In the latest setback for the integrity of licensure and the protection of professions, some states are ‘streamlining’ their boards of regulation by consolidating them in order to… what, gain efficiency, harvest surplus registration fees back into the general fund, further concentrate political power and authority? We should think about this for a minute.
In one sunny coastal state, Geology was found to be so similar to Engineering and Land Surveying, that the regulation boards were combined and integrated. Other than a clumsier acronym, (BPELSG), I fail to see what was gained. That board must balance potential violations by surveyors and engineers that could result in real harm to the public, with “Don’t lick the red rocks, they’re poisonous….”
Now another state, next door to the aforesaid coastal paradise, is entertaining legislation to combine Surveying, Engineering, Architecture, Landscape Architecture, Interior Design, Environmental Health, and Teeth Whitening into a single board of regulation. Okay, I made part of that up – nobody believes landscape architects belong in that group.
The point is, across the nation, our Surveying and Engineering boards of regulation generally pay for themselves from licensing fees and operate reasonably efficiently. They could be, and deserve to be, left alone to police the professions and protect the public. But twenty years ago, or maybe even longer, people, or not maybe ‘people’ exactly, but legislators, started noticing that bureaucracy had exploded into a thousand kinds of regulations and licensing boards. Want to cut hair? You need a license. Want to paint fingernails? You need a license. Want to decorate someone’s interior? You need a license, and so on, ad nauseum. That Lemonade Stand Licensing Board is positively Fascist!
For a long list of reasons, there developed backlash against all this regulation, and that’s good. There is certainly too much regulation, too many licenses, and too many boards, and that’s in every state. The one recurring circumstance that seemed to build like a wave, is used as the poster child for trimming regulations, was how unfair it was when Corporal Everyman was transferred from Fort Hippopotamus in Missouri, where his spouse had a business offering eyebrow lacing, to Fort Macaroni in Arizona, where she could not lace eyebrows without an expensive and difficult to obtain license. They wrote to their representatives and …Senator Blowhard was incensed! Why, this nonsense has to stop! And so, the great licensing reevaluation began.
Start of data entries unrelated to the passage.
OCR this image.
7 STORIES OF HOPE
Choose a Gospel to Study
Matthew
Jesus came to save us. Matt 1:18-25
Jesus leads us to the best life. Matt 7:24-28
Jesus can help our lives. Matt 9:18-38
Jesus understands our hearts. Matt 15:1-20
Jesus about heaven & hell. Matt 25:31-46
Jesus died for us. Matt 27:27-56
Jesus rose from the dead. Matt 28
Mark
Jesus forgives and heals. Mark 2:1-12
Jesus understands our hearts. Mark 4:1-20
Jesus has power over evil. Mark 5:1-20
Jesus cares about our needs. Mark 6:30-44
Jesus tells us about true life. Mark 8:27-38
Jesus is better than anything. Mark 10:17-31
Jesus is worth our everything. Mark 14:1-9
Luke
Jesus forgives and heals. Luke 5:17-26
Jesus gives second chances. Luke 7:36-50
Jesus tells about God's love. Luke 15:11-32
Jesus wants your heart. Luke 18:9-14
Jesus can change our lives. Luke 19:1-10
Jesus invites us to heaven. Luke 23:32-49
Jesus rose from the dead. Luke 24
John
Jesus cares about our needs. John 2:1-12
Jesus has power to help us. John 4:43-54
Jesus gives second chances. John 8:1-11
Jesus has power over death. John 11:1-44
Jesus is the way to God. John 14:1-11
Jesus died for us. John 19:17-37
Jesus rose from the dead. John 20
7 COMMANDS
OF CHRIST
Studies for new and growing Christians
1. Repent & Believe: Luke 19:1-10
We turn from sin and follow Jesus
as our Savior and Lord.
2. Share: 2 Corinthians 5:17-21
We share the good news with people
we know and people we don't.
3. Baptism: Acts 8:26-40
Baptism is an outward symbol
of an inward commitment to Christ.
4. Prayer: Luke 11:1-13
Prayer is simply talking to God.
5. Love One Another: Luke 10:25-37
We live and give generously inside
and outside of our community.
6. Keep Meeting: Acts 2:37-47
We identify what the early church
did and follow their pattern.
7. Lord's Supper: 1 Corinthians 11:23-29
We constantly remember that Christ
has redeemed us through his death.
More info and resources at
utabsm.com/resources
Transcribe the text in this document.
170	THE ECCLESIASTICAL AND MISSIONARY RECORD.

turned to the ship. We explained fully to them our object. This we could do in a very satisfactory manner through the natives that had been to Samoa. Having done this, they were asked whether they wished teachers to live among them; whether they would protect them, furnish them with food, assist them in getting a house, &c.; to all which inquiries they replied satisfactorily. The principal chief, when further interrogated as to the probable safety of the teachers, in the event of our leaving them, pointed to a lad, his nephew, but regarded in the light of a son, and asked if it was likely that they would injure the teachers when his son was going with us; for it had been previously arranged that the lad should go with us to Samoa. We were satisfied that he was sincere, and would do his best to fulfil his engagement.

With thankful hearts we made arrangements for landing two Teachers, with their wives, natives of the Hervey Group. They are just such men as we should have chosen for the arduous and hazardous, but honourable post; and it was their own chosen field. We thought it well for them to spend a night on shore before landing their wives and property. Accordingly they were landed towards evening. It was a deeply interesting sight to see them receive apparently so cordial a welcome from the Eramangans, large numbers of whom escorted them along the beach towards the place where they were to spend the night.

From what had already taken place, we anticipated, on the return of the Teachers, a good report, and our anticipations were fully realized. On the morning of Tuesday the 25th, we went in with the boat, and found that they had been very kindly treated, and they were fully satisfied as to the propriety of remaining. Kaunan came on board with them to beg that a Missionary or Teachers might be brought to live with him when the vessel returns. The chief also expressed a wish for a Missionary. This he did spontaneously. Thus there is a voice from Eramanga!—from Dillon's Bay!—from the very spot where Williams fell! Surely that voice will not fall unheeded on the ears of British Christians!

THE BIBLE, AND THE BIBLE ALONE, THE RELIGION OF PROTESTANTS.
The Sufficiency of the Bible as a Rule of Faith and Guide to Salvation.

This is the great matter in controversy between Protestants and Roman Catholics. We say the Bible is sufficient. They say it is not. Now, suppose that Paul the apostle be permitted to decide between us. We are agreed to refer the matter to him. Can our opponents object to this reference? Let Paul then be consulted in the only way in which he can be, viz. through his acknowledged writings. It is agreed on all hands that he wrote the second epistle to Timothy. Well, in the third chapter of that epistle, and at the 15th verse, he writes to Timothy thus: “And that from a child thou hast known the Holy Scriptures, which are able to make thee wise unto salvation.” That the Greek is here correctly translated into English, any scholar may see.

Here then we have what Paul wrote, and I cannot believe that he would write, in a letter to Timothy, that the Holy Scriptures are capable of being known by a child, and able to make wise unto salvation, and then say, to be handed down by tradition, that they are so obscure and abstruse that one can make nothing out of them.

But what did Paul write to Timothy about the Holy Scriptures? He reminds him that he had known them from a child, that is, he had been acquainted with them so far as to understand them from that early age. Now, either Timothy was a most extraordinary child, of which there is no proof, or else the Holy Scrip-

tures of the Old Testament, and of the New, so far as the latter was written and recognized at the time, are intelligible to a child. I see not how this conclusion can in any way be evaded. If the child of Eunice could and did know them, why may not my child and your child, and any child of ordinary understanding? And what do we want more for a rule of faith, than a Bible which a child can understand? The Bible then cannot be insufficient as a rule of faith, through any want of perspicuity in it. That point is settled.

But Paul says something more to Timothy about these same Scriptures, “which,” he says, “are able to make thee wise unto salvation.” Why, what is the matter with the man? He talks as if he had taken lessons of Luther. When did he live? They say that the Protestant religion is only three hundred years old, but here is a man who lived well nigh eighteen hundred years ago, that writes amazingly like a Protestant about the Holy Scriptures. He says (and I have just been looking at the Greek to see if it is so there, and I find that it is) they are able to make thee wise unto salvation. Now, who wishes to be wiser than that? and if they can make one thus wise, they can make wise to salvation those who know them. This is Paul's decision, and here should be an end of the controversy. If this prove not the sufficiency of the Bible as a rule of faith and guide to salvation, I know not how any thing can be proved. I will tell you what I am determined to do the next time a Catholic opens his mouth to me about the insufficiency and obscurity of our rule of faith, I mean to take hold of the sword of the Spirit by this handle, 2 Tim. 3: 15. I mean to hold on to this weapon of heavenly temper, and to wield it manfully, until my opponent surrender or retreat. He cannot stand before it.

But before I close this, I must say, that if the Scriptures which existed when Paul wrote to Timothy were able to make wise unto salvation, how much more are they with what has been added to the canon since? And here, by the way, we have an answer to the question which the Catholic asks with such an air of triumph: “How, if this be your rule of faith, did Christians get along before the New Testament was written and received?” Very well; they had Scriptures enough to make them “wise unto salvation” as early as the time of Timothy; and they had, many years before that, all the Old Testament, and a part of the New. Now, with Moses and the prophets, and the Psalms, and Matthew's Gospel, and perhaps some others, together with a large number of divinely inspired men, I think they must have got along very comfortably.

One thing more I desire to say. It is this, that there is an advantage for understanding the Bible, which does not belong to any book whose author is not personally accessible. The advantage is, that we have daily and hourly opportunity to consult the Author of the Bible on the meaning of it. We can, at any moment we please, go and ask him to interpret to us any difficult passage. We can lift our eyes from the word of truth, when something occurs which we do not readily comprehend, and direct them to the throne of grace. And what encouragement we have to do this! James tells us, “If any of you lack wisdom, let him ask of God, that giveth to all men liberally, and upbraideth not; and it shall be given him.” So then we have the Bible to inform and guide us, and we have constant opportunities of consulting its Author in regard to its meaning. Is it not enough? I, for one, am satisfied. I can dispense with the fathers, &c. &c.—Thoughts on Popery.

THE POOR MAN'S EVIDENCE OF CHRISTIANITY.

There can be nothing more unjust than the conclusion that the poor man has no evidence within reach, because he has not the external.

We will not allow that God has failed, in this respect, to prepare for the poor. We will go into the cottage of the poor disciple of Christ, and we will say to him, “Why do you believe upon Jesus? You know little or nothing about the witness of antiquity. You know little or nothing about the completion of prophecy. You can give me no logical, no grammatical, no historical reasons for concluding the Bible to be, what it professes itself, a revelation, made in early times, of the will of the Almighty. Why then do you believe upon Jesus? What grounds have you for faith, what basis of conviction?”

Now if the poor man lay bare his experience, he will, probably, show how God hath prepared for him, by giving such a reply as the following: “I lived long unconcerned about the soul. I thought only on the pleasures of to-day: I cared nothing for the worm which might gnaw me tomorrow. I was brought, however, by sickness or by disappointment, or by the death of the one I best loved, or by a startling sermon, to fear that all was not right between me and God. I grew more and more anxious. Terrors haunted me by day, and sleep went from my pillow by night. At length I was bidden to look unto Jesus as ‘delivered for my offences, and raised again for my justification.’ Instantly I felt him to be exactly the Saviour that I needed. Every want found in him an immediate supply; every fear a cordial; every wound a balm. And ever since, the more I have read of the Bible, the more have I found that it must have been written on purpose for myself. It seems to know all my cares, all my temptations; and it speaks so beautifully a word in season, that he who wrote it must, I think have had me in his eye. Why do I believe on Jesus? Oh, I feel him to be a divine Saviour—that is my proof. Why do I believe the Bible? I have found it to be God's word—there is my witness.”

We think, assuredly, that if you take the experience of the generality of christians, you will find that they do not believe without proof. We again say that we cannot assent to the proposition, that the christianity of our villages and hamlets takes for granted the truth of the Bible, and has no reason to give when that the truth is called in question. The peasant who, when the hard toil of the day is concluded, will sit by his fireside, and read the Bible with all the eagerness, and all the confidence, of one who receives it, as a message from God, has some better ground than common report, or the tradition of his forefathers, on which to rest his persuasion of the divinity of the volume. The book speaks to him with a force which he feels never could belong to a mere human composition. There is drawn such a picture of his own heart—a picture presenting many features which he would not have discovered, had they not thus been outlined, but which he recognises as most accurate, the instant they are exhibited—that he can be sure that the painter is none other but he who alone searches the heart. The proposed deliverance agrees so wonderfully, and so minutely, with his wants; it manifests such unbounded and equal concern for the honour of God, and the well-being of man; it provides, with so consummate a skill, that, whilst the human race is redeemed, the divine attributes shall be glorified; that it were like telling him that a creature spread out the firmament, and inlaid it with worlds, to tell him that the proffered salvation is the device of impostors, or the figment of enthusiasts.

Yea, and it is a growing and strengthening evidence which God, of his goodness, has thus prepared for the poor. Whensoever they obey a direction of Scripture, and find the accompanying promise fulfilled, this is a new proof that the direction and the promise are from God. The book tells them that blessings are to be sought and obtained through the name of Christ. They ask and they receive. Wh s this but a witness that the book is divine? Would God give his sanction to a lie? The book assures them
Never has a baby so big, been thrown out with the bathwater, as with these attacks on professional licensing, both blatant, as in the Institute for Justice’s constant court challenges, and subtle, as in the legislative efforts in “consolidating of regulation boards.” Look, let me make this simple, Senator Blowhard and Governor Pompous Pants: a bad haircut grows out, (unless it doesn’t in which case you can call Edward M. Permstein, Haircut Attorney), so lose that licensing board right now. No one needs a license to paint fingernails. My 3 three old granddaughter painted my toes last winter, and she did just fine. Is that a violation of some sort? I told her don’t do the crime if you can’t do the time, but she just kept painting. (I hope that stuff comes off pretty soon.)
In a moment of seriousness, let me just wrap this up by pointing out that Surveyors and Engineers practice in ways that could harm public safety and well-being. Therefore, that particular licensing board is of critical value, and should not be watered down by mating it up with the Lawn Mowing commission and the Circus Clown Regulation Board.